VMware Log Insight

Anyone use/implement/design this? I have a design and implement coming up for Log Insight and would like to know of any interesting points, gotchas and general ideas of this piece of code. I've got it running in the lab and it took a while to get used to but the capabilities are pretty cool - the way it ingests logs and lets you filter what you are after makes troubleshooting easier. My focus is on designing it right, anyone can click next > next to implement. Ideas?

Find more posts tagged with

Comments

jibbajabba

You need to design Log Insight

Zentraedi

Essendon wrote: »

Anyone use/implement/design this? I have a design and implement coming up for Log Insight and would like to know of any interesting points, gotchas and general ideas of this piece of code. I've got it running in the lab and it took a while to get used to but the capabilities are pretty cool - the way it ingests logs and lets you filter what you are after makes troubleshooting easier. My focus is on designing it right, anyone can click next > next to implement. Ideas?

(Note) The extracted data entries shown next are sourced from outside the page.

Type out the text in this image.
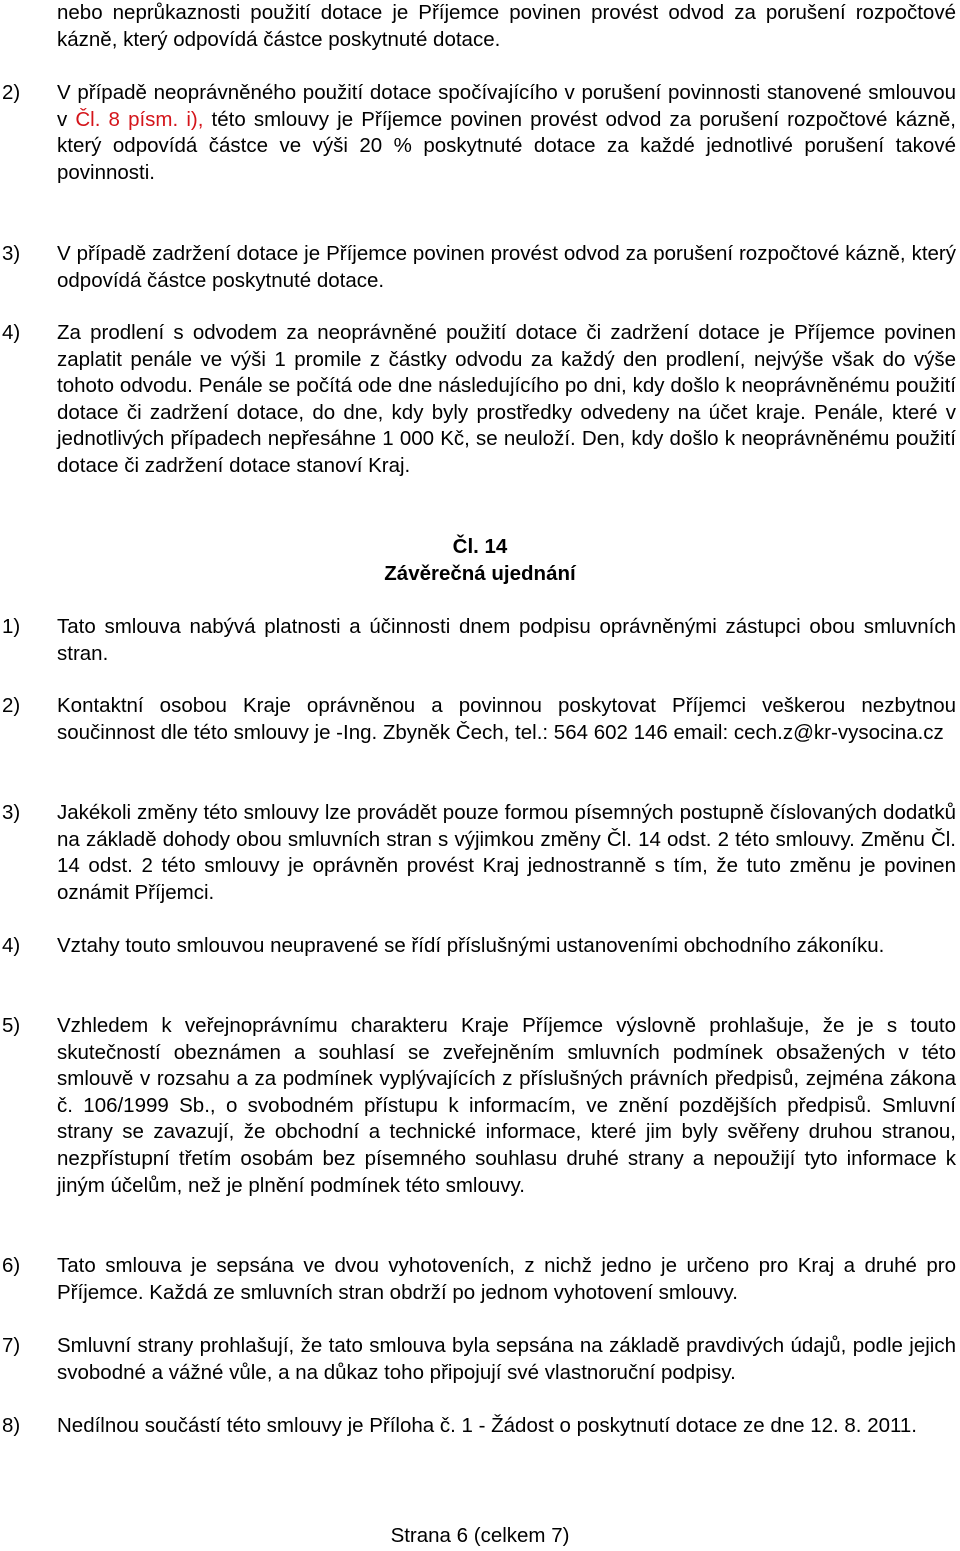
nebo neprůkaznosti použití dotace je Příjemce povinen provést odvod za porušení rozpočtové kázně, který odpovídá částce poskytnuté dotace.
2)	V případě neoprávněného použití dotace spočívajícího v porušení povinnosti stanovené smlouvou v Čl. 8 písm. i), této smlouvy je Příjemce povinen provést odvod za porušení rozpočtové kázně, který odpovídá částce ve výši 20 % poskytnuté dotace za každé jednotlivé porušení takové povinnosti.
3)	V případě zadržení dotace je Příjemce povinen provést odvod za porušení rozpočtové kázně, který odpovídá částce poskytnuté dotace.
4)	Za prodlení s odvodem za neoprávněné použití dotace či zadržení dotace je Příjemce povinen zaplatit penále ve výši 1 promile z částky odvodu za každý den prodlení, nejvýše však do výše tohoto odvodu. Penále se počítá ode dne následujícího po dni, kdy došlo k neoprávněnému použití dotace či zadržení dotace, do dne, kdy byly prostředky odvedeny na účet kraje. Penále, které v jednotlivých případech nepřesáhne 1 000 Kč, se neuloží. Den, kdy došlo k neoprávněnému použití dotace či zadržení dotace stanoví Kraj.
Čl. 14
Závěrečná ujednání
1)	Tato smlouva nabývá platnosti a účinnosti dnem podpisu oprávněnými zástupci obou smluvních stran.
2)	Kontaktní osobou Kraje oprávněnou a povinnou poskytovat Příjemci veškerou nezbytnou součinnost dle této smlouvy je -Ing. Zbyněk Čech, tel.: 564 602 146 email: cech.z@kr-vysocina.cz
3)	Jakékoli změny této smlouvy lze provádět pouze formou písemných postupně číslovaných dodatků na základě dohody obou smluvních stran s výjimkou změny Čl. 14 odst. 2 této smlouvy. Změnu Čl. 14 odst. 2 této smlouvy je oprávněn provést Kraj jednostranně s tím, že tuto změnu je povinen oznámit Příjemci.
4)	Vztahy touto smlouvou neupravené se řídí příslušnými ustanoveními obchodního zákoníku.
5)	Vzhledem k veřejnoprávnímu charakteru Kraje Příjemce výslovně prohlašuje, že je s touto skutečností obeznámen a souhlasí se zveřejněním smluvních podmínek obsažených v této smlouvě v rozsahu a za podmínek vyplývajících z příslušných právních předpisů, zejména zákona č. 106/1999 Sb., o svobodném přístupu k informacím, ve znění pozdějších předpisů. Smluvní strany se zavazují, že obchodní a technické informace, které jim byly svěřeny druhou stranou, nezpřístupní třetím osobám bez písemného souhlasu druhé strany a nepoužijí tyto informace k jiným účelům, než je plnění podmínek této smlouvy.
6)	Tato smlouva je sepsána ve dvou vyhotoveních, z nichž jedno je určeno pro Kraj a druhé pro Příjemce. Každá ze smluvních stran obdrží po jednom vyhotovení smlouvy.
7)	Smluvní strany prohlašují, že tato smlouva byla sepsána na základě pravdivých údajů, podle jejich svobodné a vážné vůle, a na důkaz toho připojují své vlastnoruční podpisy.
8)	Nedílnou součástí této smlouvy je Příloha č. 1 - Žádost o poskytnutí dotace ze dne 12. 8. 2011.
Strana 6 (celkem 7)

I think the operational aspect is where you're really going to have to focus to be successful. Look at building dashboards tuned to their environment, SLAs, and general operations workflows. Provisioning and integration will also be key... Do they have some sort of CM/DSC and will point any new CIs to vRLI? Will vRLI this be sending alerts to another enterprise monitoring or ticketing system? What about log retention for security/compliance? How do you design for different policies there? What about devices/appliances that have limited syslog destinations? Implementing forwarders? What about monitoring other logs of interest on appliances?

jibbajabba

I think it shows that I merely pointed it at my vCenter and walked away

Essendon

@Jibba - Yeah mate, there's a fair bit to this thing!

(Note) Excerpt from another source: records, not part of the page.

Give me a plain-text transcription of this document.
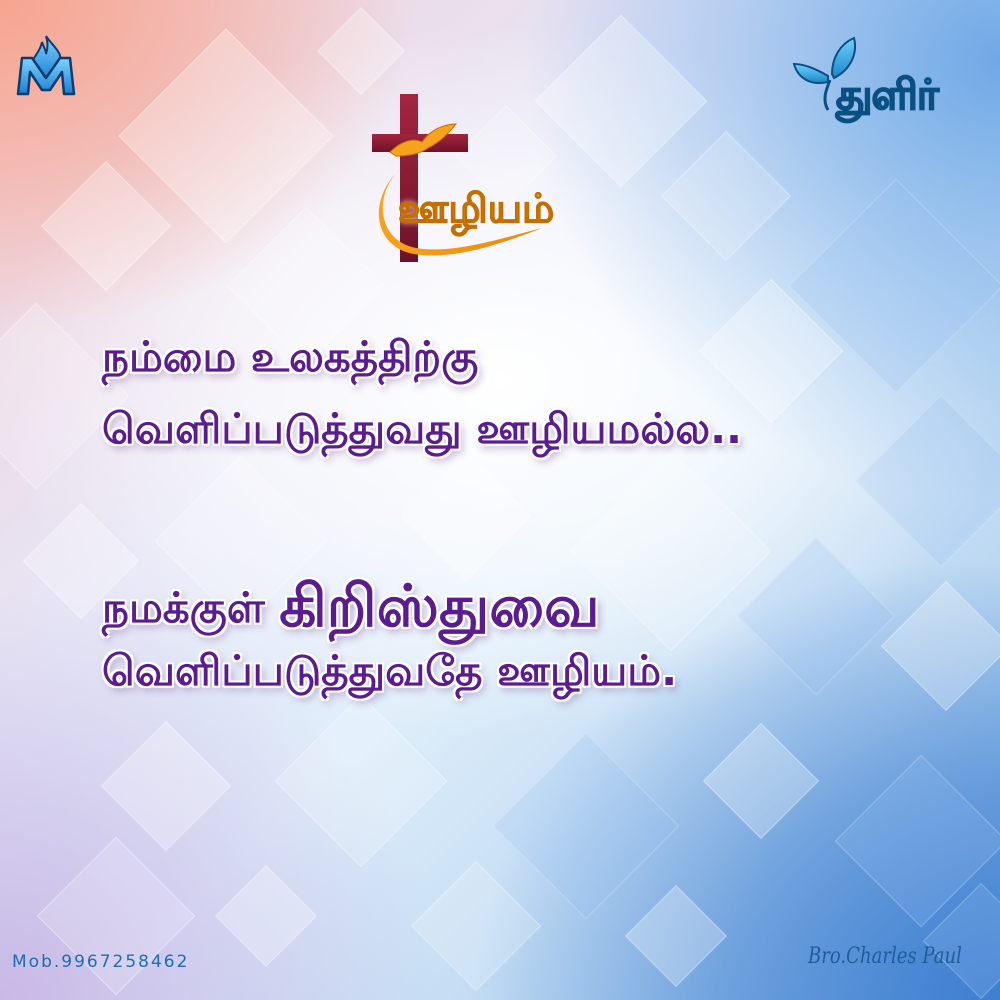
துளிர்
ஊழியம்
நம்மை உலகத்திற்கு
வெளிப்படுத்துவது ஊழியமல்ல..
நமக்குள் கிறிஸ்துவை
வெளிப்படுத்துவதே ஊழியம்.
Mob.9967258462	Bro.Charles Paul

@Zen - Thanks for the valuable insight.

Dashboards - yep, getting VMware assist on this.
Integration - I'm unaware of the need to automate pointing new CIs to it. AFAIK, the build process will include the LI machine as the syslog to use. LI will not be sending alerts anywhere, our intention is to use it for auditing and privileged user access management.
Logs - dunno how long the retention period is going to be. Gotta be something crazy I'm sure, like 14 years or something. I know the disk requirements may go through the roof. Interesting to find out if older stuff can be archived.
Appliances - at this stage, this is for ESXi machines only, so I dont have to worry about appliances at this stage but I'll ask this and plan in advance.

Thanks heaps!

Zentraedi

Ah, ok. Some people want to install the Windows agents for LI and get all those event logs going there too. Can also get random appliance logs forwarded via syslog-ng. If your project has a config manager or workflow provisioning process, it's nice to throw these items in there.

Anyway, LI is still far from covering the scope that your might see Splunk or ELK on, but if you really want to correlate across as many devices as possible might have to go for either of those routes.

Essendon

I'll post more here after I've had a few internal meetings with people and pick your brain again. This promises to be an interesting project. Thanks again.